In response to a comment about a 2 year old who hits others, and runs into the street, Dr. T. Berry Brazelton, in his nationally syndicated column, disagreed with a grandmother who asserted that the child should be spanked as a means of discipline. Brazelton comes from the “Dr. Spock” school of discipline, and consistently discourages any form of corporal punishment. Here, in part, is what he wrote in response:
“Hitting and pushing are common behaviors at this age. It’s a young child’s way of reaching out to another before he has more language and social skills. Of course a child must be stopped and clearly told that this is not acceptable.
“Spanking will not teach him these skills. Instead, it’s likely to make him angry, and he may start hitting others out of anger.

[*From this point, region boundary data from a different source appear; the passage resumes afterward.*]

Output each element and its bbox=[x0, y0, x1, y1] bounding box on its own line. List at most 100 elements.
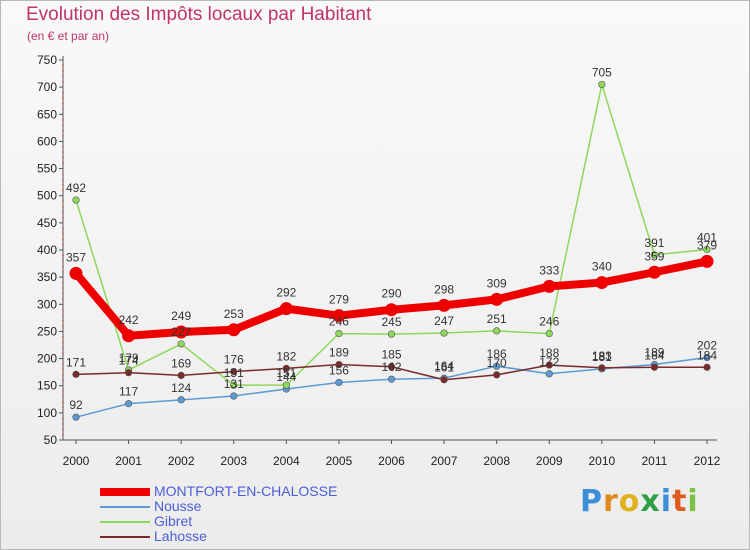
y-minor-tick bbox=[62, 254, 64, 256]
legend-swatch bbox=[100, 521, 150, 523]
y-minor-tick bbox=[62, 287, 64, 289]
y-tick-label: 50 bbox=[44, 433, 58, 447]
data-point bbox=[387, 330, 396, 338]
data-label: 492 bbox=[66, 181, 86, 195]
data-point bbox=[177, 340, 185, 348]
data-point bbox=[335, 378, 343, 387]
data-label: 171 bbox=[66, 355, 86, 369]
y-minor-tick bbox=[62, 216, 64, 218]
logo-letter: o bbox=[618, 484, 641, 519]
data-label: 242 bbox=[119, 313, 139, 327]
data-point bbox=[545, 330, 553, 338]
data-label: 246 bbox=[539, 315, 559, 329]
y-minor-tick bbox=[62, 423, 64, 425]
data-point bbox=[177, 396, 185, 404]
y-tick-label: 100 bbox=[37, 406, 57, 420]
y-minor-tick bbox=[62, 108, 64, 110]
data-label: 253 bbox=[224, 307, 244, 321]
y-minor-tick bbox=[62, 390, 64, 392]
x-tick-label: 2006 bbox=[378, 454, 405, 468]
data-label: 245 bbox=[381, 315, 401, 329]
data-point bbox=[387, 363, 396, 371]
y-tick-label: 400 bbox=[37, 243, 57, 257]
data-point bbox=[493, 371, 501, 379]
x-tick-label: 2012 bbox=[694, 454, 721, 468]
y-minor-tick bbox=[62, 374, 64, 376]
y-minor-tick bbox=[62, 428, 64, 430]
data-point bbox=[230, 381, 238, 389]
data-label: 357 bbox=[66, 250, 86, 264]
series-montfort-en-chalosse bbox=[69, 254, 714, 343]
y-minor-tick bbox=[62, 309, 64, 311]
y-minor-tick bbox=[62, 336, 64, 338]
data-label: 333 bbox=[539, 263, 559, 277]
y-minor-tick bbox=[62, 75, 64, 77]
data-label: 309 bbox=[487, 276, 507, 290]
data-label: 249 bbox=[171, 309, 191, 323]
y-minor-tick bbox=[62, 151, 64, 153]
legend-label: MONTFORT-EN-CHALOSSE bbox=[154, 483, 338, 499]
y-minor-tick bbox=[62, 379, 64, 381]
legend-label: Nousse bbox=[154, 498, 202, 514]
x-tick-label: 2005 bbox=[326, 454, 353, 468]
y-tick-label: 550 bbox=[37, 162, 57, 176]
logo-letter: t bbox=[672, 484, 688, 519]
data-point bbox=[124, 369, 133, 377]
y-minor-tick bbox=[62, 401, 64, 403]
y-tick-label: 200 bbox=[37, 352, 57, 366]
data-label: 151 bbox=[276, 366, 296, 380]
y-minor-tick bbox=[62, 244, 64, 246]
data-point bbox=[493, 362, 501, 370]
data-label: 172 bbox=[539, 355, 559, 369]
x-tick-label: 2009 bbox=[536, 454, 563, 468]
data-label: 174 bbox=[119, 354, 139, 368]
data-label: 705 bbox=[592, 65, 612, 79]
series-gibret bbox=[72, 80, 711, 389]
data-label: 279 bbox=[329, 293, 349, 307]
data-point bbox=[282, 364, 290, 372]
y-minor-tick bbox=[62, 124, 64, 126]
y-minor-tick bbox=[62, 70, 64, 72]
data-label: 202 bbox=[697, 338, 717, 352]
legend-swatch bbox=[100, 536, 150, 538]
data-label: 183 bbox=[592, 349, 612, 363]
data-label: 189 bbox=[644, 346, 664, 360]
y-minor-tick bbox=[62, 211, 64, 213]
data-label: 251 bbox=[487, 312, 507, 326]
data-point bbox=[703, 353, 711, 362]
y-minor-tick bbox=[62, 271, 64, 273]
y-minor-tick bbox=[62, 282, 64, 284]
data-point bbox=[700, 254, 714, 268]
logo-letter: i bbox=[660, 484, 673, 519]
y-minor-tick bbox=[62, 146, 64, 148]
data-point bbox=[227, 323, 241, 337]
data-label: 359 bbox=[644, 249, 664, 263]
data-label: 117 bbox=[119, 385, 138, 399]
data-point bbox=[650, 363, 659, 371]
y-minor-tick bbox=[62, 135, 64, 137]
y-tick-label: 650 bbox=[37, 107, 57, 121]
logo-letter: P bbox=[580, 484, 603, 519]
y-tick-label: 600 bbox=[37, 134, 57, 148]
y-minor-tick bbox=[62, 325, 64, 327]
data-point bbox=[335, 330, 343, 338]
proxiti-logo: Proxiti bbox=[580, 484, 699, 519]
data-label: 186 bbox=[487, 347, 507, 361]
y-minor-tick bbox=[62, 227, 64, 229]
data-point bbox=[703, 245, 711, 254]
data-label: 292 bbox=[276, 286, 296, 300]
data-label: 169 bbox=[171, 356, 191, 370]
x-tick-label: 2003 bbox=[220, 454, 247, 468]
y-minor-tick bbox=[62, 97, 64, 99]
data-point bbox=[440, 329, 448, 337]
x-tick-label: 2001 bbox=[115, 454, 142, 468]
data-point bbox=[598, 364, 606, 372]
data-label: 247 bbox=[434, 314, 454, 328]
y-minor-tick bbox=[62, 406, 64, 408]
data-point bbox=[387, 375, 396, 383]
y-minor-tick bbox=[62, 352, 64, 354]
y-tick-label: 350 bbox=[37, 270, 57, 284]
y-minor-tick bbox=[62, 347, 64, 349]
data-point bbox=[437, 298, 451, 312]
y-minor-tick bbox=[62, 265, 64, 267]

“Of course spanking will get a child to stop what he’s doing – because it hurts. But pain used to stop a behavior does not teach a child. Instead, it confuses him.
“If time-outs don’t work-and they often don’t at this age-sit down with him to hold him, to keep him safe.
“You may also need to discipline with consequences: “I can’t let you go outside until you can learn to stop running in the street.”
Column appeared in the July 6, 2004 Fort Worth Star-Telegram.
Analysis:
Brazelton’s assertions can be shown to be false through simple observation. Though anecdotal, our own experiences, as we were raised by our parents, show that spanking is an effective form of discipline.
It is interesting that Brazelton indicates the need for “discipline with consequence”, but rejects the simplest and most direct form of such discipline. While we certainly must talk with our children, telling them why their behavior is unacceptable, corporal punishment is extremely effective in focusing their minds on the “consequence” of their misdeeds. If the spanking is accompanied by the explanation as to why the child is being spanked, there is no confusion whatsoever. It is a simple language that children do not fail to understand.
Regardless of Brazelton’s and other experts’ contentions, the Bible clearly indicates the need for corporal punishment.
“He who spares his rod hates his son, But he who loves him disciplines him promptly” (Proverbs 13:24).
“Foolishness is bound up in the heart of a child; The rod of correction will drive it far from him” (Proverbs 22:15)
Let God be true, and every man a liar!